Consider the challenge of the Great Calusa Blueway Paddling Trail and its island primitive campsites.

Note: I contacted State of Florida Parks, FWC, County Parks/Recreation and City of Bonita Springs regarding rules, regulations and reservations…and each one deferred to the other, so nobody really knew. Biggest concern will be where you leave your vehicle while you paddle.

PRODUCT REVIEW:  PRIMUS LITE+ "ALL IN ONE GAS STOVE"

Primus makes sturdy, reliable, innovative stoves…and the Primus Lite+ is no exception https://primus.us/products/eta-lite-7?variant=38436885010 . I have and still own numerous stoves by various manufacturers, but the stove I use exclusively when in the backcountry on short or extended trips is the lightweight Primus Express piezo ignition stove…front country camping, I utilize my Primus Primetech 1.3 Stove set especially if I'm cooking for multiple people, where weight and size is not critical. 

Enter the Primus Lite+ "All In One Stove"…featuring a creative locking mechanism that secures the 500 ml pot to the stove burner with a simple insertion and twist. The Primus Lite+ also incorporates their proprietary Laminar Flow Burner Technology, which minimizes distance from pot to burner…along with lowering overall height. Like the Primetech Stove pots, the Lite+ pot also utilizes the integrated heat exchanger which both distributes burner heart evenly, thereby reducing fuel usage, and helps block the wind, also assisting with faster cook times and lower fuel consumption.

As a TheDyrt.com Review Ranger, I get the opportunity to test and evaluate outdoor products for review either for free or deeply discounted, as was the case for the Primus Lite+ "All in One Stove."

Box Contents:

⦁ Stove with locking mechanism and Piezo ignition

⦁ 500 ml (nearly 16 oz or 2 cups) pot with integrated heat exchanger/wind-block

⦁ Plastic lid with strainer holes

⦁ Removable, felt-lined Insulated pot sleeve with strap grab handle

⦁ Folding canister stabilizing legs

⦁ Suspension cord 

⦁ 3 Threaded Stabilizing Studs (for using standard flat bottom pots on stove)

Available Accessories:

⦁ Coffee press

A 500 ml pot will give you two cups of coffee using the Primus Coffee Press (not included). This sized pot is sufficient in the backcountry to provide meals for two…based on the one cup meal servings.

PROS:

⦁ Reasonably lightweight at 13.9 oz

⦁ Integrated Ignition is simple and works

⦁ Insulated sleeve with handle gives it a "mug" feel

⦁ Pot Heat Exchanger heats fast and evenly

⦁ Pot/Stove Burner interface locks securely

⦁ Canister stabilizing legs fulfill their purpose

CONS:

⦁ Primus did not use their new Ceramic coating on pot interior

⦁ No Stove Pouch provided like their Express Stove includes.

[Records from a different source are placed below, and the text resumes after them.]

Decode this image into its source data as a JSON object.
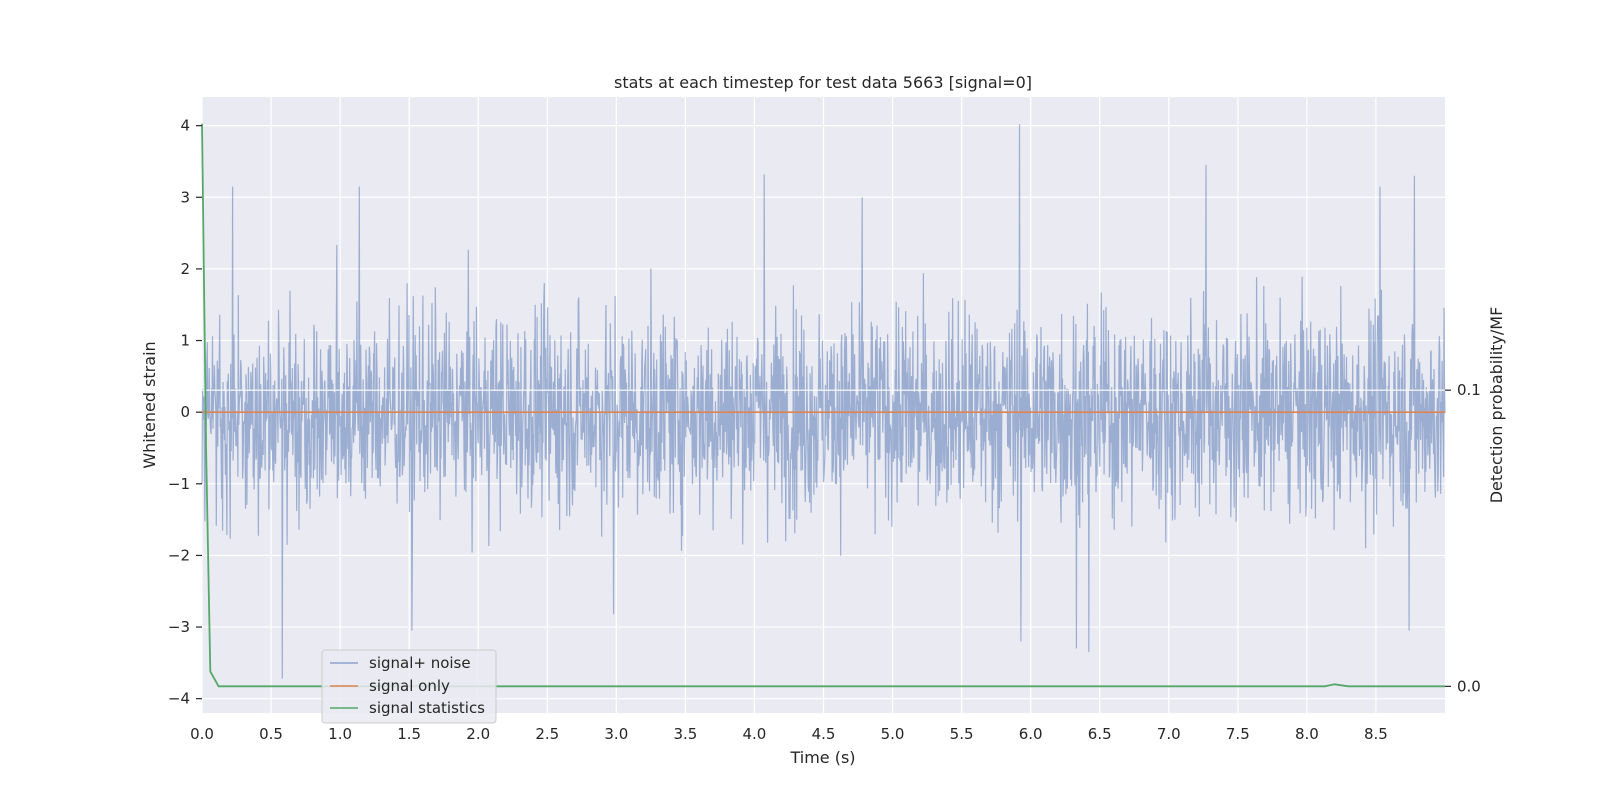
{
  "chart_data": {
    "type": "line",
    "title": "stats at each timestep for test data 5663 [signal=0]",
    "xlabel": "Time (s)",
    "ylabel": "Whitened strain",
    "ylabel_right": "Detection probability/MF",
    "xlim": [
      0,
      9.0
    ],
    "ylim": [
      -4.2,
      4.4
    ],
    "ylim_right": [
      -0.009,
      0.199
    ],
    "x_ticks": [
      "0.0",
      "0.5",
      "1.0",
      "1.5",
      "2.0",
      "2.5",
      "3.0",
      "3.5",
      "4.0",
      "4.5",
      "5.0",
      "5.5",
      "6.0",
      "6.5",
      "7.0",
      "7.5",
      "8.0",
      "8.5"
    ],
    "y_ticks": [
      "−4",
      "−3",
      "−2",
      "−1",
      "0",
      "1",
      "2",
      "3",
      "4"
    ],
    "y_ticks_right": [
      "0.0",
      "0.1"
    ],
    "grid": true,
    "legend_position": "lower-left",
    "series": [
      {
        "name": "signal+ noise",
        "color": "#4c72b0",
        "axis": "left",
        "x_range": [
          0,
          9.0
        ],
        "approx_band": [
          -2.0,
          2.2
        ],
        "peaks": [
          {
            "x": 0.22,
            "y": 3.15
          },
          {
            "x": 1.14,
            "y": 3.15
          },
          {
            "x": 4.07,
            "y": 3.32
          },
          {
            "x": 4.78,
            "y": 3.0
          },
          {
            "x": 5.92,
            "y": 4.02
          },
          {
            "x": 7.27,
            "y": 3.45
          },
          {
            "x": 8.78,
            "y": 3.3
          },
          {
            "x": 8.53,
            "y": 3.15
          }
        ],
        "troughs": [
          {
            "x": 0.58,
            "y": -3.72
          },
          {
            "x": 1.52,
            "y": -3.05
          },
          {
            "x": 2.98,
            "y": -2.82
          },
          {
            "x": 5.93,
            "y": -3.2
          },
          {
            "x": 6.33,
            "y": -3.3
          },
          {
            "x": 6.42,
            "y": -3.35
          },
          {
            "x": 8.74,
            "y": -3.05
          }
        ]
      },
      {
        "name": "signal only",
        "color": "#dd8452",
        "axis": "left",
        "x": [
          0,
          9.0
        ],
        "y": [
          0,
          0
        ]
      },
      {
        "name": "signal statistics",
        "color": "#55a868",
        "axis": "right",
        "x": [
          0.0,
          0.03,
          0.06,
          0.12,
          1.0,
          2.0,
          3.0,
          4.0,
          5.0,
          6.0,
          7.0,
          8.0,
          8.13,
          8.2,
          8.3,
          8.5,
          9.0
        ],
        "y": [
          0.19,
          0.08,
          0.005,
          0.0,
          0.0,
          0.0,
          0.0,
          0.0,
          0.0,
          0.0,
          0.0,
          0.0,
          0.0,
          0.0007,
          0.0,
          0.0,
          0.0
        ]
      }
    ]
  }
}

The Primus Lite+ ticks almost all the boxes for my preferred usage. If Primus would've used their ceramic coating inside the pot, along with providing a nylon storage pouch for the stove burner…it would place Primus further ahead of the competitors in this hot market. Clean up would be a breeze…and the storage pouch would minimize stove damage and pot interior scratching.

There is nothing difficult or foreign about usage, nor is there a learning curve…remove the contents from the box, thread the stove burner head onto a fuel canister, line up the triangle on the stove head with the triangle opening on the bottom of the pot, insert…twist and shazaam! Fill the pot with your desired contents, turn the black fuel adjustment knob so it releases gas…press the red piezo ignition inward…adjust the flame and in a few minutes dinner is served.

Final Thoughts:

The Primus Lite+ is a solid all-around performer! Light enough to take with you anywhere-everywhere again and again. Absent are any complexities… simply user-friendly and practical. As previously mentioned, I would like to see Primus utilize their ceramic coating on the pot interior and include a protective mini stuff sack for the burner…their absence doesn't affect performance or function in any way…though I think it would help bring the competition to their knees.